Contact: Investor Relations                 301 Perimeter Center North
         Monika Brown                       Atlanta, GA 30346
         (770) 668-5926
         Beth Dalton
         (770) 393-6587


              HBOC Signs Definitive Agreement to Acquire US Servis

         ATLANTA, July 20, 1998 - HBO & Company (Nasdaq:HBOC) today announced it
has signed a definitive agreement to acquire US Servis (Nasdaq:USRV), a leading
professional management company providing outsourcing services for physician
delivery systems and hospital business offices. The acquisition, which is
subject to regulatory and US Servis shareholder approval, will be accounted for
as a pooling of interests and is anticipated to close during the third quarter
of 1998. Terms of the transaction call for a $50 million acquisition price with
US Servis shareholders receiving a fraction of a share of HBOC common stock for
each share of US Servis common stock to be determined on the basis of HBOC
average trading prices shortly before the closing of the transaction.

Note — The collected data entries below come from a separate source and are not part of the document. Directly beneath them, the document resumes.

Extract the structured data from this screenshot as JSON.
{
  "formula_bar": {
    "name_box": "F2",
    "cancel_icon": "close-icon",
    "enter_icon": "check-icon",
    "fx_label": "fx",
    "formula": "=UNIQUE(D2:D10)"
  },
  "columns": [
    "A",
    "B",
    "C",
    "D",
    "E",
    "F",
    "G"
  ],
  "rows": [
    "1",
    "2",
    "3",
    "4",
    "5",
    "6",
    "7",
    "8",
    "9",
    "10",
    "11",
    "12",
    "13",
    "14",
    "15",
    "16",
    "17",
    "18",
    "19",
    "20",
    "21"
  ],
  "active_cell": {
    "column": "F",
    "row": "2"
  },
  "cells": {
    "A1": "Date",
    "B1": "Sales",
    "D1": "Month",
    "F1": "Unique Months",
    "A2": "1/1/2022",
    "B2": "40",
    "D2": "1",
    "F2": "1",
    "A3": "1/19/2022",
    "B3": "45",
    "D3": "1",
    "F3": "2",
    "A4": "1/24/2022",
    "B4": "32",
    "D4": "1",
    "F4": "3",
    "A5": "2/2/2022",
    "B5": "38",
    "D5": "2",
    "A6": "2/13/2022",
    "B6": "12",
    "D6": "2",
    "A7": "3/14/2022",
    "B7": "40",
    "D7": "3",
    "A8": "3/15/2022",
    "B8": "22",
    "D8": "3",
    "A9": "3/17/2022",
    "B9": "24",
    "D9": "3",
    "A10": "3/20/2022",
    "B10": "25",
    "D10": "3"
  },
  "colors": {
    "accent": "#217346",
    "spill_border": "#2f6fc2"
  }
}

         US Servis, based in Somerset, N.J., had $27.6 million in revenue for
the fiscal year ended March 31, 1998, and has 394 employees.

         "US Servis will be a valuable addition to HBOC's already successful
outsourcing services business," said Charles W. McCall, HBOC chairman, president
and chief executive officer. "In addition to its over 90 percent recurring
revenue base, US Servis brings a seasoned senior management team with extensive
experience in outsourcing and a strong physician and hospital reference base.
This acquisition will also accelerate HBOC's entry into revenue cycle
outsourcing, which shows great potential for market growth."

         According to Graham O. King, chairman and chief executive officer for
US Servis, joining forces with HBOC will present a significant opportunity for
growth through cross-selling and the ability to leverage management expertise
across both organizations. "HBOC and US Servis share long histories in the
outsourcing services business along with a commitment to service excellence,"
said King. "Together, we can help healthcare organizations address the challenge
of re-engineering processes to achieve organizational efficiencies, improve
their financial performance and better compete under managed care."

         US Servis focuses on accounts receivable management/business office
outsourcing for large physician groups such as MSOs, faculty practice plans and
hospitals. The company's portfolio of outsourcing solutions includes
reimbursement management, financial management and technology management.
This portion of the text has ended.